Again, you missed the analogy raised by others. Is it negligent for an automaker to release a car with a 155mph top speed (or even higher) and not disable that speed on public roads? They certainly have the technology to do so (for example the Skyline GTR does that). Why haven't automakers done that broadly, and why haven't people called them negligent? Trying to answer that question will give you an idea of the point people are making.
Actually, in the UK heavy trucks are speed-limited to 56 mph, and in Japan most consumer cars are limited to 112 mph. Elsewhere, it's a different story, of course.
So far, nobody has attempted to answer that question. They've only cited fast cars as an existence proof that anything goes when it comes to negligence. I thought I answered it in a prior post, but I'm sure I did a terrible job, so I'll try again. I believe that cars are still designed to exceed public speed limits for the following reasons:
- When everyone else is exceeding the speed limit, it's safer if the car can, too.
- During an emergency, it may be necessary to exceed the speed limit.
- GPS and the automatic determination of speed limits is new technology, unproven, and unreliable. If such a system fails, the public can be at risk due to the points above. They're even more at risk should they be erroneously limited to a speed far below the speed limit (i.e. the system places them on the wrong road).
- If a consumer knows a car can go 155 mph, they know it has the power, and thus the acceleration, to operate safely in highway merge scenarios, etc. If it's limited, they begin to suspect it won't be able to accelerate safely. This perception is hard to overcome.
- The number of crashes caused by high speeds are relatively low. So low, in fact, that it would be cheaper for automakers to settle lawsuits than to suffer lost sales from speed-limited cars. It would likely take a federal law mandating governors before manufacturers would comply.

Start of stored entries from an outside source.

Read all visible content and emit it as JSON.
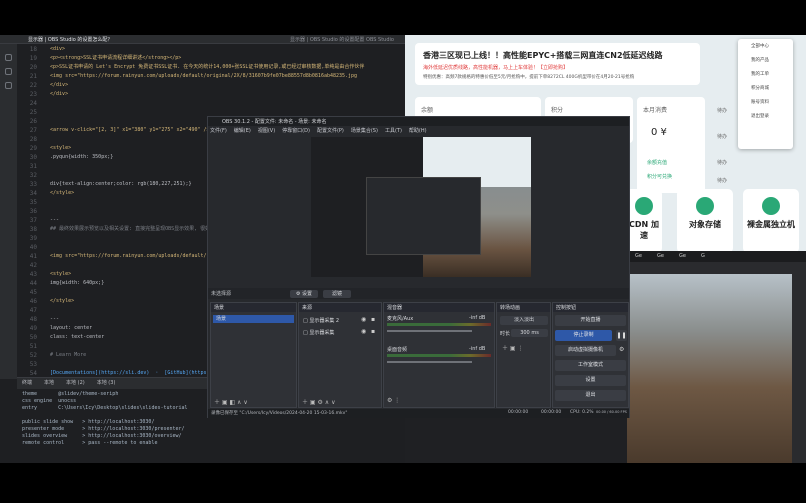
{
  "editor": {
    "tab_title": "显示器 | OBS Studio 的设置怎么配？",
    "tab_right": "显示器 | OBS Studio 的设置配置 OBS Studio",
    "line_numbers": [
      "18",
      "19",
      "20",
      "21",
      "22",
      "23",
      "24",
      "25",
      "26",
      "27",
      "28",
      "29",
      "30",
      "31",
      "32",
      "33",
      "34",
      "35",
      "36",
      "37",
      "38",
      "39",
      "40",
      "41",
      "42",
      "43",
      "44",
      "45",
      "46",
      "47",
      "48",
      "49",
      "50",
      "51",
      "52",
      "53",
      "54",
      "55"
    ],
    "code_lines": [
      "  <div>",
      "  <p><strong>SSL证书申请流程详细讲述</strong></p>",
      "  <p>SSL证书申请的 Let's Encrypt 免费证书SSL证书. 在今天的统计14,000+张SSL证书使用记录,或已经过审核数据,单纯是由合作伙伴",
      "  <img src=\"https://forum.rainyun.com/uploads/default/original/2X/8/31607b9fe07be88557d8b0816ab48235.jpg",
      "  </div>",
      "  </div>",
      "",
      "",
      "",
      "  <arrow v-click=\"[2, 3]\" x1=\"380\" y1=\"275\" x2=\"490\" />",
      "",
      "  <style>",
      "  .pyqun{width: 350px;}",
      "",
      "",
      "  div{text-align:center;color: rgb(180,227,251);}",
      "  </style>",
      "",
      "",
      "  ---",
      "  ## 最终效果展示预览以及相关设置: 直接完整呈现OBS显示效果, 很好地实现",
      "",
      "",
      "  <img src=\"https://forum.rainyun.com/uploads/default/",
      "",
      "  <style>",
      "  img{width: 640px;}",
      "",
      "  </style>",
      "",
      "  ---",
      "  layout: center",
      "  class: text-center",
      "",
      "  # Learn More",
      "",
      "  [Documentations](https://sli.dev)  ·  [GitHub](https://",
      ""
    ],
    "terminal_tabs": [
      "终端",
      "本地",
      "本地 (2)",
      "本地 (3)"
    ],
    "terminal_lines": [
      "theme       @slidev/theme-seriph",
      "css engine  unocss",
      "entry       C:\\Users\\Icy\\Desktop\\slides\\slides-tutorial",
      "",
      "public slide show   > http://localhost:3030/",
      "presenter mode      > http://localhost:3030/presenter/",
      "slides overview     > http://localhost:3030/overview/",
      "remote control      > pass --remote to enable"
    ]
  },
  "website": {
    "banner_title": "香港三区现已上线！！高性能EPYC+搭载三网直连CN2低延迟线路",
    "banner_sub": "海外低延迟优质线路，高性能机器，马上上车体验！【立即抢购】",
    "banner_sub2": "特别优惠：高频7款规格的特惠价低至5元/月抢购中，提前下单8272CL 400G机型带价在4月20-21号抢购",
    "balance_label": "余额",
    "points_label": "积分",
    "month_label": "本月消费",
    "month_value": "0 ¥",
    "buy_label": "余额充值",
    "points_link": "积分可兑换",
    "services": [
      "CDN 加速",
      "对象存储",
      "裸金属独立机"
    ],
    "side_labels": [
      "待办",
      "待办",
      "待办",
      "待办"
    ],
    "menu_items": [
      "全部中心",
      "我的产品",
      "我的工单",
      "积分商城",
      "账号资料",
      "退出登录"
    ]
  },
  "browser": {
    "tab_labels": [
      "Ge",
      "Ge",
      "Ge",
      "G"
    ]
  },
  "obs": {
    "title": "OBS 30.1.2 - 配置文件: 未命名 - 场景: 未命名",
    "menus": [
      "文件(F)",
      "编辑(E)",
      "视图(V)",
      "停靠窗口(D)",
      "配置文件(P)",
      "场景集合(S)",
      "工具(T)",
      "帮助(H)"
    ],
    "scene_label": "未选择源",
    "toolbar_buttons": [
      "⚙ 设置",
      "滤镜"
    ],
    "scenes_title": "场景",
    "scenes": [
      "场景"
    ],
    "sources_title": "来源",
    "sources": [
      "显示器采集 2",
      "显示器采集"
    ],
    "mixer_title": "混音器",
    "mixer_tracks": [
      {
        "name": "麦克风/Aux",
        "level": "-inf dB"
      },
      {
        "name": "桌面音频",
        "level": "-inf dB"
      }
    ],
    "transitions_title": "转场动画",
    "transition_type": "淡入淡出",
    "duration_label": "时长",
    "duration_value": "300 ms",
    "controls_title": "控制按钮",
    "controls": [
      "开始直播",
      "停止录制",
      "启动虚拟摄像机",
      "工作室模式",
      "设置",
      "退出"
    ],
    "status_path": "录像已保存至 \"C:/Users/Icy/Videos/2024-04-20 15-03-16.mkv\"",
    "status_time1": "00:00:00",
    "status_time2": "00:00:00",
    "status_cpu": "CPU: 0.2%",
    "status_fps": "00.00 / 60.00 FPS"
  }
}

So, because restricting speed would actually decrease safety in some scenarios, and increase the liability of automobile manufacturers (points one, two, and three), there's been no precedent yet set where a court has ruled that automatically enforcing a geofencing speed governor can be implemented reasonably. Thus, the group consensus remains that a GPS-backed governor is not yet a reasonable design choice. If it's not reasonable, there's no negligence, and automakers would very, very much prefer to retain high maximum speeds because of point four. They'd rather just pay the victims.
Note that in the U.S. the Skyline GTR is limited to 156 mph and not GPS enabled. It's only in Japan, where all cars are limited to 112 mph, that the Skyline offers a GPS geofence option, and even there it only detects whether or not you're at a race track and removes the static limiter. Hardly robust technology.

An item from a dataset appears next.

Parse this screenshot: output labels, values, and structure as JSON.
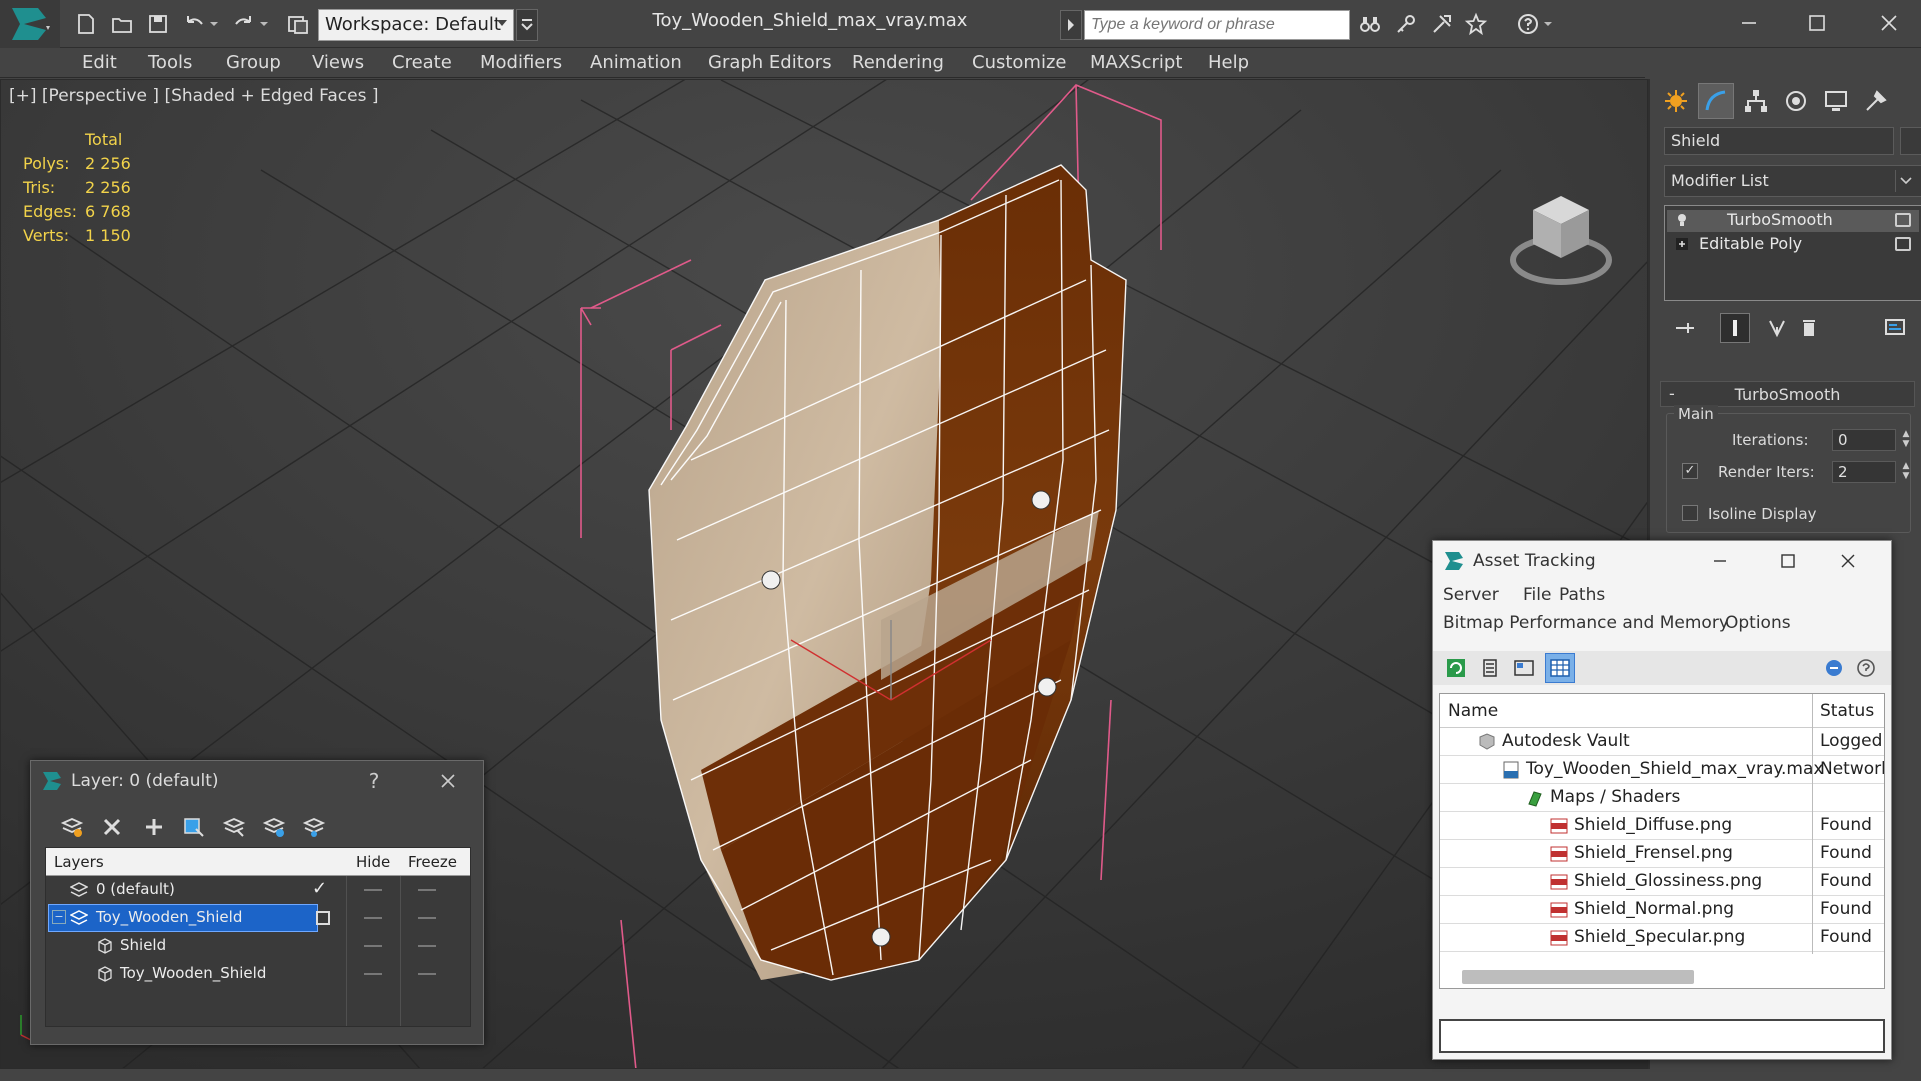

However, Autopilot *can* be restricted reasonably, because:
- It's feasible. In fact, it's implemented already (Tesla already restricts the speed of Autosteer).
- There no safety issue with disabling Autopilot in cases where its performance is questionable. You still have full use of the car when under manual control.
Unlike high speed crashes, which are rare, there will soon be many, many cars on the road with an autopilot-like feature (thank you, MobileEye), so I think the net liability risk will soon grow to the point where any manufacturer who implements autonomous technology will try very hard to prevent it from being used when it shouldn't be. This may be one reason why other manufacturers have proceeded very cautiously with their autonomous rollouts.